Julie Plec is one of the busiest women in Hollywood.
“In the last six or seven years, I have had anywhere from two to three shows on at any given time,” Plec, 47, tells The Post. “It’s been a wild ride.”
The writer/director/producer currently has three shows on television: supernatural drama “Legacies” (Thursdays at 9 p.m. on The CW), “Roswell, New Mexico” (also on the CW, returning for its second season March 16) and the upcoming Netflix drama “The Girls on the Bus” about female political journalists.
“I should have a chart, but I don’t,” says Plec about balancing her various projects. “I have spent so long juggling in my own mind that it’s become a strange perverted art form. What it really comes down to is [that] if I’m taking on multiple things, I can’t be singularly involved as the day-to-day showrunner on more than one series.
“There’s just not enough time in the day, she says, “so I align myself with really tremendous partners.”
For instance, “Roswell” reboot “Roswell, New Mexico” is helmed by Carina Adly MacKenzie.
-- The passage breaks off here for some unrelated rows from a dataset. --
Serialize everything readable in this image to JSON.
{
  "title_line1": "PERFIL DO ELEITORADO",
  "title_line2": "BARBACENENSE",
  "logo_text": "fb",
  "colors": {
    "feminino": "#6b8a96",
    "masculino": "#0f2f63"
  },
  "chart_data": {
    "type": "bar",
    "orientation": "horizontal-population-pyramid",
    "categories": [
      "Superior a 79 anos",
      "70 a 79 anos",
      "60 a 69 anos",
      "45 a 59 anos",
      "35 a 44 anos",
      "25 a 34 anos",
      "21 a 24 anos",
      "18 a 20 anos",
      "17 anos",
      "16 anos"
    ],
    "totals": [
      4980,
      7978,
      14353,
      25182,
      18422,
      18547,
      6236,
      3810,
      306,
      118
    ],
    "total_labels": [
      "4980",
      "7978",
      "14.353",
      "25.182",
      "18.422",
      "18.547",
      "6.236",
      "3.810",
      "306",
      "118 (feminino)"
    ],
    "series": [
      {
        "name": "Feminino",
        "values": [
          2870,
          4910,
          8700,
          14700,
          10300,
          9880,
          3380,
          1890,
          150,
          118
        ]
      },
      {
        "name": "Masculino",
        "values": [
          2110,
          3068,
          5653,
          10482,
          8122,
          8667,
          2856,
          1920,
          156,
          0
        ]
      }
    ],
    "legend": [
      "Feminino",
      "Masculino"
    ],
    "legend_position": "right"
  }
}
Plec, who executive produces the drama and directed two episodes, calls herself its “fairy godmother.” And when “The Girls on the Bus” began production, she stepped back from co-showrunning “Legacies” (with Brett Matthews) on a daily basis.
“The minute ‘The Girls on the Bus’ started heating up, I shifted most of my attention to that, but was available to Brett for story breaking and script notes,” she says. “It really is about being available to make sure the quality of each show is unwavering, but also being able to count on the people I’ve put in place — that they can do the work to the best of their abilities, and often they do it better than I do.
“It works out for all of us.”
Plec, who cut her teeth working with horrormeister Wes Craven (the “Scream” franchise), first rose to prominence with the “Vampire Diaries” franchise, comprising the parent show (2009-2017), “The Originals (2013-2018) and now “Legacies,” which follows teens at a supernatural school. That show is currently in its second season and has been renewed for a third. Combined, the franchise has over 300 episodes of TV.
“The joke [‘Vampire Diaries’ co-creator Kevin Williamson] and I like to tell is that we truly believed that we’d be the ones to rejuvenate the vampire genre or put the final nail in its coffin, so to speak,” she says. “Because the market was so saturated … it was exciting to see the show find an audience in spite of [the movie] ‘Twilight’ and [HBO’s] ‘True Blood’ competing for attention during that time. What’s been more exciting is that every three years, I meet a new generation of 12-year-olds who have just started watching the show on Netflix.
“It’s been thrilling to see the show have timeless legs. It keeps finding new fans.”
And that “Vampire Diaries” universe might not stop at three shows, she says. “Brett [Matthews] and I have a pitch for at least one more [series] that we really love,” she says. “We don’t wake up every morning and say, ‘How can we continue to monetize this franchise?’ We just love the world.”
Plec also has other shows in nascent stages (under a four-year deal she recently inked with Universal TV) that, she says, will likely stay in the realm of teen dramas.
“The older I get, the younger I feel, and the more I enjoy writing the [teen] stuff, because I’m trapped emotionally probably as a 17-year-old in my soul,” she says. “I like writing about love, and I like writing about loss and grief.
“I like writing about powerful and intense and epic emotional relationships.”